Die spielt selbstverständlich eine große Rolle, denn Kommunen genießen ganz besonderes Vertrauen und sie verfügen über viele sensible Daten. Das war auch im Corona-Austauschforum ein großes Thema, das wir mit dem Deutschen Städtetag und dem Deutschen Städte- und Gemeindebund kurzerhand auf die Beine gestellt haben. Die Kommunen haben sich von heute auf morgen vernetzt, Vor- und Nachteile mitein­ander abgewogen und sich auf die Suche nach der besten Lösung gemacht. Keine leichte Aufgabe, wenn man Betrieb, Datenschutz, vertragliche Regelungen, Funktionalität, Usability und Akzeptanz gleichzeitig im Blick haben muss.

Nutzen Kommunen auch Video­konferenzen?
Natürlich sind Videokonferenzen auch ein Thema in Kommunen, verschiedene Tools sind etabliert und nutzerfreundlich. Im Laufe der Pandemie kamen allerdings zunehmend Bedenken auf. Ein Beispiel ist etwa „Zoombombing“ – Unbekannte verschaffen sich Zugang zu privaten Meetings. Es gab auch Sicherheitslücken und Unklarheiten beim Datenschutz. Das hat auch den Blick dafür geschärft, wie wichtig digitale Souveränität ist. Denn von heute auf morgen waren hauptsächlich US-amerikanische Tools nutzbar.

Manche Behörden und Institutionen verbieten ihren Mitarbeitern bestimmte Anwendungen. Wie ist das in den Kommunen?
In den Kommunen ist das unterschiedlich geregelt. Einige Landesdatenschutzbeauftragte haben dazu Hilfestellungen erarbeitet und die Stadt Freiburg im Breisgau hat gemeinsam mit Experten vom „Forum Agile Verwaltung“ Anwendungen getestet und die Erkenntnisse allgemein zugänglich gemacht.

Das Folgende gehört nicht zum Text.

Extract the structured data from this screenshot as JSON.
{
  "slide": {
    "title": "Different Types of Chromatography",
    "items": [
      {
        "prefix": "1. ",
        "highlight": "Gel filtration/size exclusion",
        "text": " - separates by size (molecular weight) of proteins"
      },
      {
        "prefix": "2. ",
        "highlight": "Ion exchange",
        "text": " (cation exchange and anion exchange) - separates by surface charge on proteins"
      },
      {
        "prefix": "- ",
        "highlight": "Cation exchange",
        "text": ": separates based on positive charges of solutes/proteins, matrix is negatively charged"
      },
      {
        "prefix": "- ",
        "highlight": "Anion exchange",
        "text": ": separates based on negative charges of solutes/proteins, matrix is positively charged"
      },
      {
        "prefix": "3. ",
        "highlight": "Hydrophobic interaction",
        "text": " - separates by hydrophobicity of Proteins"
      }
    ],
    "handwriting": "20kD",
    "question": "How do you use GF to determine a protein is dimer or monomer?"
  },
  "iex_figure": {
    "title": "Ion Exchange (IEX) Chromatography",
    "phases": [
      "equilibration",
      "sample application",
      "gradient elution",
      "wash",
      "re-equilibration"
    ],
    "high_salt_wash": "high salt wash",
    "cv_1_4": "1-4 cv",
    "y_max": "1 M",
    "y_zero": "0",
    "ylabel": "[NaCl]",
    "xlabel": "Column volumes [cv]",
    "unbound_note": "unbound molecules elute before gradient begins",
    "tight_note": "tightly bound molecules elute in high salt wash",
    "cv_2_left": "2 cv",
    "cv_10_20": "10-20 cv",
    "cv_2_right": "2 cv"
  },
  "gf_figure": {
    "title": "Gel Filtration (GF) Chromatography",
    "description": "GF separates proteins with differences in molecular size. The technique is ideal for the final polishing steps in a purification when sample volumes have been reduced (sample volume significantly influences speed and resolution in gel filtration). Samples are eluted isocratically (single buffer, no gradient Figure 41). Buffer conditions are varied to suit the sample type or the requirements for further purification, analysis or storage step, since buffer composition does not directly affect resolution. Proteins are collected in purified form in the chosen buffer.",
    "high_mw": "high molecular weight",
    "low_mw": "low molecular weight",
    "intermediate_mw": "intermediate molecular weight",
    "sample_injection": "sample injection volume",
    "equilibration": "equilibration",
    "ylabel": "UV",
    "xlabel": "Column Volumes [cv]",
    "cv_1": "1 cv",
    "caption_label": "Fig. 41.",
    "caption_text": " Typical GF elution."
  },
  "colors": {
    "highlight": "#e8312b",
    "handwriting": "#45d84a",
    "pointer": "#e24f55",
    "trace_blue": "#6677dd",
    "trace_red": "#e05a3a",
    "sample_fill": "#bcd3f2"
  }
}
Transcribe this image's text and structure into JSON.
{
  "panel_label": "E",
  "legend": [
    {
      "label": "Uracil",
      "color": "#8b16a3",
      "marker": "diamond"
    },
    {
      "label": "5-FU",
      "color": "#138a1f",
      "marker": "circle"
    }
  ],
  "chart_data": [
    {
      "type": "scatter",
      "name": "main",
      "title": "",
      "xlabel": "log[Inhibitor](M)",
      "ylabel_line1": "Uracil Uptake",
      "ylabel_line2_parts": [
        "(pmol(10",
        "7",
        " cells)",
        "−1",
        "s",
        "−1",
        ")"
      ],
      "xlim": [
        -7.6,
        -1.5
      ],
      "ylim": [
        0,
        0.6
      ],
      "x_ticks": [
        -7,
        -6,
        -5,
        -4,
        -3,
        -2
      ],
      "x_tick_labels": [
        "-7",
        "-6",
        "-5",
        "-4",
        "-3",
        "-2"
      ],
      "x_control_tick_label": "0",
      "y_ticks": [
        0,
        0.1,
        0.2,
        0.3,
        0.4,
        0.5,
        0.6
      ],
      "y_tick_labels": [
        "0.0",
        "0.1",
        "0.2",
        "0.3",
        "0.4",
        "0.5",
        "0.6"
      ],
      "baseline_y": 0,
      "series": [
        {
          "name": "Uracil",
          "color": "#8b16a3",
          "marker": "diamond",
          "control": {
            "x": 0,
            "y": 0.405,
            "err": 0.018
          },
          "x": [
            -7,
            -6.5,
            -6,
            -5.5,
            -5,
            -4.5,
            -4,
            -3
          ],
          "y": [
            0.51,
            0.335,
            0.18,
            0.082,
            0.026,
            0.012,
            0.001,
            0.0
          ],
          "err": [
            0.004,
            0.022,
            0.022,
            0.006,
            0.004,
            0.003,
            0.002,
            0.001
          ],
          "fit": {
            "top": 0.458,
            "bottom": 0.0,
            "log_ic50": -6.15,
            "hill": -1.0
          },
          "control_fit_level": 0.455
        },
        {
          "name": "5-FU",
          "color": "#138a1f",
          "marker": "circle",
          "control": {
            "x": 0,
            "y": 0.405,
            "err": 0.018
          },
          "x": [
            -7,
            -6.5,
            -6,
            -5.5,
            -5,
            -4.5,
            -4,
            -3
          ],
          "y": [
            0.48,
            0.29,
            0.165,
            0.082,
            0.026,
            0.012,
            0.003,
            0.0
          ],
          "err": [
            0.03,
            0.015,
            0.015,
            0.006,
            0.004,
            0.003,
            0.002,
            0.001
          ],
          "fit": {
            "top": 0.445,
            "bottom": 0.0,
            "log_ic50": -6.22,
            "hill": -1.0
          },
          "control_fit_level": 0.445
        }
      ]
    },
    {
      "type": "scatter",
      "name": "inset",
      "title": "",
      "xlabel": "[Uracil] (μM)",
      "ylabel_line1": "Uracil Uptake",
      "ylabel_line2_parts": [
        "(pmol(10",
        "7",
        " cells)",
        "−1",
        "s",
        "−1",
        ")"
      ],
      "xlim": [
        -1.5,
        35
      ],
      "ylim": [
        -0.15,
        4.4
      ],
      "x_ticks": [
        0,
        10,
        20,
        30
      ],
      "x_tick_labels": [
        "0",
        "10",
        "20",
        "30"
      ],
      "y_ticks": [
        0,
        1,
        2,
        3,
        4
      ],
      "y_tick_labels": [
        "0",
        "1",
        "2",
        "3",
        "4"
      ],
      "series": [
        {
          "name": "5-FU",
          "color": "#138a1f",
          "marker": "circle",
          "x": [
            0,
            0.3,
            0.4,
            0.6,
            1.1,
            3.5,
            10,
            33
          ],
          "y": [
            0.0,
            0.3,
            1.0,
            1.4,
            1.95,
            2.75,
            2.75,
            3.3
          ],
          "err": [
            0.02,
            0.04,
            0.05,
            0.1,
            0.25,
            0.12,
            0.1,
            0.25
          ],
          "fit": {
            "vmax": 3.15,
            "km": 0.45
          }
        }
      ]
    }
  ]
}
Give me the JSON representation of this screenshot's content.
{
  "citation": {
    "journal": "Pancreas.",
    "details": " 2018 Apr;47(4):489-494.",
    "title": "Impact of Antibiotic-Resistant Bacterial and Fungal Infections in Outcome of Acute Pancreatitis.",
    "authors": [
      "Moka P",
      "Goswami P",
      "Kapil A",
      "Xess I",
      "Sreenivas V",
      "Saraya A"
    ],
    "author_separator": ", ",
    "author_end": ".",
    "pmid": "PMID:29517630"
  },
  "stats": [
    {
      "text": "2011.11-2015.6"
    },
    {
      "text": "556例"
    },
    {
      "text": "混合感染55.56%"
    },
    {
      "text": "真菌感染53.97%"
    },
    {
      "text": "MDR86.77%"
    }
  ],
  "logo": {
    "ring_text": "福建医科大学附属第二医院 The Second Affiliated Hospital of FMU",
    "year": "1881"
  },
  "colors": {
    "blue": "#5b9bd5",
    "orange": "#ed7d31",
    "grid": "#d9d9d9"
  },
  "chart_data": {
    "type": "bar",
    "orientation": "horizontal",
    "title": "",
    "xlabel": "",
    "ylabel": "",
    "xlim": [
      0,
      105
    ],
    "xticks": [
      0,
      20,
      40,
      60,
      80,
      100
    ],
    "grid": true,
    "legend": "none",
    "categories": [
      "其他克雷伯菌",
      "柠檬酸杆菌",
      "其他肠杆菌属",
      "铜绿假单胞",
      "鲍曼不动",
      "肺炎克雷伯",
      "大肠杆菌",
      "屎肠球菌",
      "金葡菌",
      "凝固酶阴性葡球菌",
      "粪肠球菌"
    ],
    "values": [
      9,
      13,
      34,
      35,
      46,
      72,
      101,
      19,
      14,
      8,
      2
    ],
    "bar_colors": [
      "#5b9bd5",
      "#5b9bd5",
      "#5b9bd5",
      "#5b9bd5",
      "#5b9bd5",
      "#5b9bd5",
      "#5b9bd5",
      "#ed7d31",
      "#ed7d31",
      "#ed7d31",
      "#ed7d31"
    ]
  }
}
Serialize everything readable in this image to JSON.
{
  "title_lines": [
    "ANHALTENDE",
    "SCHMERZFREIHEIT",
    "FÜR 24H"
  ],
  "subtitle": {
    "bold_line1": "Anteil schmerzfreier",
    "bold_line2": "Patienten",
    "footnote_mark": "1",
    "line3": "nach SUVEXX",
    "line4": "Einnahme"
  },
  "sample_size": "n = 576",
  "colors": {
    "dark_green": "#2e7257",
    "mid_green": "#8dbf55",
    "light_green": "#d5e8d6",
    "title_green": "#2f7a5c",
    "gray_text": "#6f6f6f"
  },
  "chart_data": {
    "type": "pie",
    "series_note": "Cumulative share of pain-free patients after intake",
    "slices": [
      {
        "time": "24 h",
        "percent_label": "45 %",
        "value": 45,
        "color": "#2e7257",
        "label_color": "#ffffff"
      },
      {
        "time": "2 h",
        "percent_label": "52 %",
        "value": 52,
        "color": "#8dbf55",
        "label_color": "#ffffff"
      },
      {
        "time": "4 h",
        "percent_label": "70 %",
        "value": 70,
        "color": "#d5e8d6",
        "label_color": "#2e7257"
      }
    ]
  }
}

Die Stiftung Warentest hat Anbieter von Videokonferenzen getestet, wie Microsoft Teams, Skype und die Open-Source-Software Jitsi Meet ­sowie Zoom. Es gab Lob und Kritik. Haben Kommunen darauf reagiert?
Natürlich haben viele Kommunen auf die verbreitete Kritik reagiert oder von vornherein beabsichtigt, ihre Anwendungen zu überprüfen. Mit der Corona-Krise wurde manch schnelle Entscheidung zu Videokonferenz-Systemen getroffen, die jetzt nachjustiert wird. Erstmal ging es darum, schnell zu sein und arbeitsfähig zu bleiben. Hier haben die Kommunen super reagiert.
 
Eine lokale Initiative aus München hat auf Grundlage einer Open-Source-­Anwendung eine eigene Lösung angeboten, die ohne Registrierung und Nutzer-Daten auskommt. Gute Idee?
Ja sicher, Kommunen sollten Open-­Source-Lösungen wie Jitsi Meet in Betracht ziehen und ihnen, wenn sie funktional gleichwertig sind, den Vorzug geben. Die KGSt unterstützt die Open-Source-Bewegung. Die ­Freifunk-Initiative aus München ist da ein tolles Beispiel. Wir setzen uns als Fachverband generell dafür ein, die digitale Souveränität in Kommunen weiter zu stärken.

Was müssen Amtsträger besonders beachten, wenn sie jetzt mehr ­mailen, twittern, chatten und posten?
Die digitale Kommunikation läuft anders und erfordert daher auch andere Kompetenzen, sei es bei der Auswahl des Contents, bei den Umgangsformen, der Nutzung von Stilmitteln wie Emoticons und so weiter. Digital kommunizieren gelingt nicht „einfach so“. Daher sollten gerade Amtsträger auf ein professionelles Erscheinungsbild achten und sich bewusst machen, dass digitale Fehlgriffe ernste Konsequenzen haben können.